On this day of Thanksgiving, I give thanks.
A year ago, if someone would have told us what Thanksgiving 2020 would look like, I don’t think we would haven been able to fully imagine, or appreciate, what that meant. The introverts of the world may have thought, that sounds amazing, we get to check out and just chill at home for a few months. And the extroverts of the world may have thought, that sounds like a nightmare. What do you mean I have to stay home and I can’t see my family, or give hugs, or have a Thanksgiving? What are you talking about?
We may have had our initial responses to hearing this would be our reality, but like anything else, you never fully know, or understand, what something means until you are living it.
And I believe living through a pandemic has taught us all something. Probably a lot of somethings. Like what it means to pause and appreciate the simple things in life. And to not take anything for granted, because you never know when something may happen. You never know when life as you know it may change.
Which is exactly what has happened in 2020.
Life as we knew it changed. Abruptly.
Suddenly things that were commonplace like hugs, face-to-face contact, gathering with loved ones around the table, attending school in a normal fashion, dining out, date nights, and more, were stripped away. We found joy in simple things like movie nights, bike rides, family dinners, and seeing our friends and family on Zoom. When we could finally hug again, tears streamed down our faces as we stood and embraced those we love, not wanting to let go.
It’s been a year of gratitude. A year when we found the grocery shelves bare and when we developed a new appreciation for things like toilet paper, sugar and flour.
It’s been a year of gratitude. A year when we were no longer able to be in the company of friends and family and we realized how much these relationships mean to us, and what a gift it is to gather together, side-by-side and face-to-face.
It’s been a year of gratitude. A year when we learned to take a moment to pause. A year when we have been forced to slow down and take inventory of the things in our life that matter, and those that don?t.
It’s been a year of gratitude. A year when we have seen men and women step up and head out the door in face of the unknown. Modern day heroes rose to the occasion and cared for us when we needed it most. Health care workers, lab workers, pharmacists, grocers, delivery drivers. The world stopped, but they did not. They kept going, so that we could stay home.
It’s been a year of gratitude. A year when we have seen friends and neighbors care for those who were unable to care for themselves. Food and meals were delivered to doorsteps. Visits were made to nursing homes and notes were placed on windows for those inside, who could not come out, to read.
It’s been a hard year, friends. But it’s also been a year of gratitude.
A year when we have grieved, and rejoiced. A year when we have developed a new appreciation for the roofs over our heads, the water that comes from our faucets and the food on our tables. A year when we have been reminded the things we are so used to having, and consuming, are great gifts from God above. A year when we have missed the normalcy of school, sports, work, and casual encounters with neighbors and friends, but have also come to appreciate the technology that has kept us connected and engaged. A year when weddings, funerals, births, graduations, and Birthdays all took place – but in a different way than any of us could have imagined. A year when we learned to be creative in our celebrations.

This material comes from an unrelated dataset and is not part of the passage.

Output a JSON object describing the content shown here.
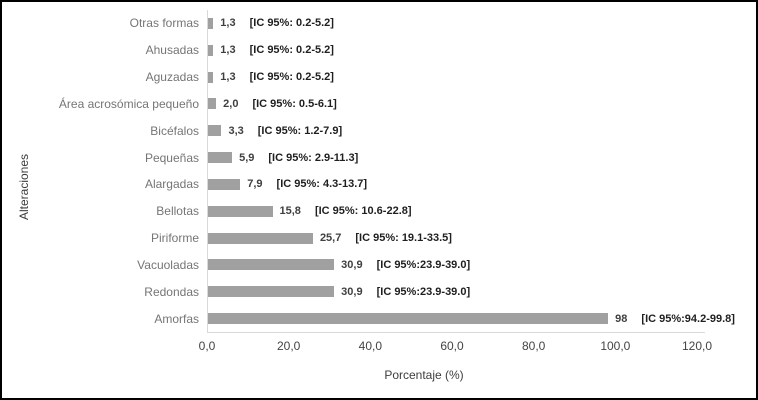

A year when lives have been lost. And the gift of life, and the importance of reaching out and caring for those we love, has seemed more apparent than ever. A year when friends and family members have grieved while their loved ones have been in hospitals and homes. A year when loved ones were not able to be there for a final goodbye. A year when we have been reminded that we do things not only for ourselves, but to help protect those who are at greater risk. A year when jobs have been lost; and a year when, for some, depression and anxiety have been high. A year when we have learned to find hope, and to press forward, regardless of our circumstances.
A year when faith has been tested, and faith has grown. A year when people have fallen to their knees asking God to help them, and a year when we have thanked God for the simple things we had forgotten were so precious.
This year, has been a year like none other. None of us have experienced anything like this. And now, we are experiencing it together.
This is the year of the pandemic Thanksgiving. A year of heartache, growth, decisions, pain, rest and gratitude.
An abundance of gratitude.
I pray the lessons learned during this time are not forgotten. I pray I will always remember to give thanks for the simple things in life. A smile. A hug. Gathering around the table. A haircut. Sitting by the bedside of a loved one who is sick. Anxiously awaiting the arrival of a new baby in the waiting room of a hospital. Attending an elementary school concert. Watching a graduate receive their diploma. Dropping off a child at a Birthday party.